L'Unique Trait du Pinceau est la racine et l'origine première de la calligraphie et de la peinture.
Pour éliminer la vulgarité, il n'y a qu'un moyen: s'adonner intensivement à l'étude et à la lecture, et ainsi, des livres, s'élèvera un courant spirituel ascendant.
Je laisse les choses suivre les ténèbres des choses, et la poussière se commettre avec la poussière, ainsi mon coeur est sans trouble, et quand le coeur est sans trouble, la peinture peut naître.

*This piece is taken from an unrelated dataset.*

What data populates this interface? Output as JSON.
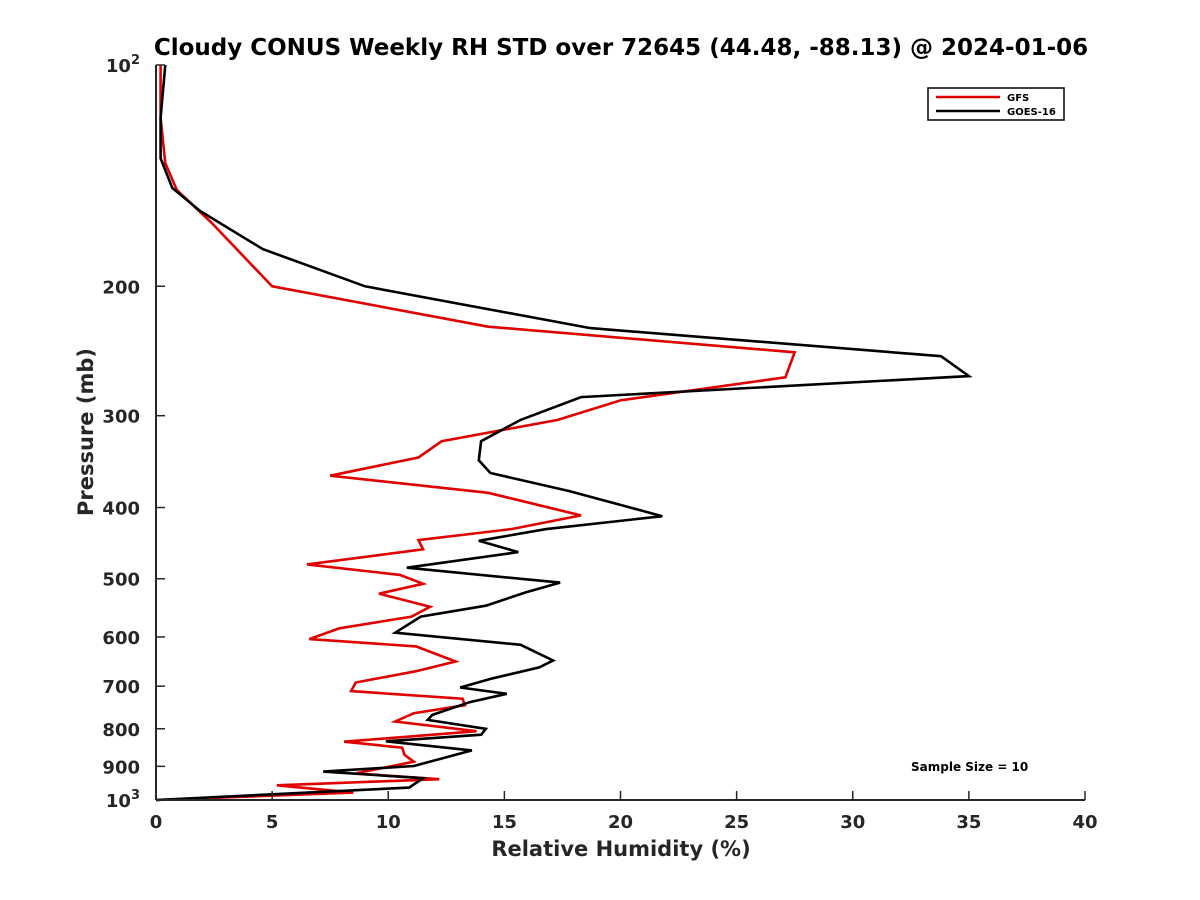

Il a été dit que l'homme parfait est sans règles. Ce qui ne veut pas dire qu'il n'a pas de règles, mais que sa règle est celle de l'absence de règles, ce qui constitue la règle suprême.
Celui qui ne pourrait oeuvrer qu'à partir de la montagne et non à partir de l'eau serait comme englouti au milieu de l'océan sans connaître le rivage, ou encore serait comme la rive qui ignore l'existence de l'océan. Aussi l'homme intelligent connaît-il la rive en même temps qu'il se laisse entraîner au fil de l'eau; il écoute les sources et se complaît au bord de l'eau.
Il a été dit que l'homme parfait est sans règles, ce qui ne veut pas dire qu'il n'a pas de règle, mais que sa règle est celle de l'absence de règles, ce qui constitue la règle suprême.
Tout ce qui possède des règles constantes doit nécessairement avoir aussi des modalités variables. S'il y a règle, il faut qu'il y ait changement. Partant de la connaissance des constantes, on peut s'appliquer à modifier les variables; du moment que l'on sait la règle, il faut s'appliquer à transformer.
En fait, les dons qui nous viennent des sphères les plus plus inaccessibles ne se réalisent que dans le concret le plus proche, et il faut d'abord connaître l'immédiat pour pouvoir atteindre le lointain.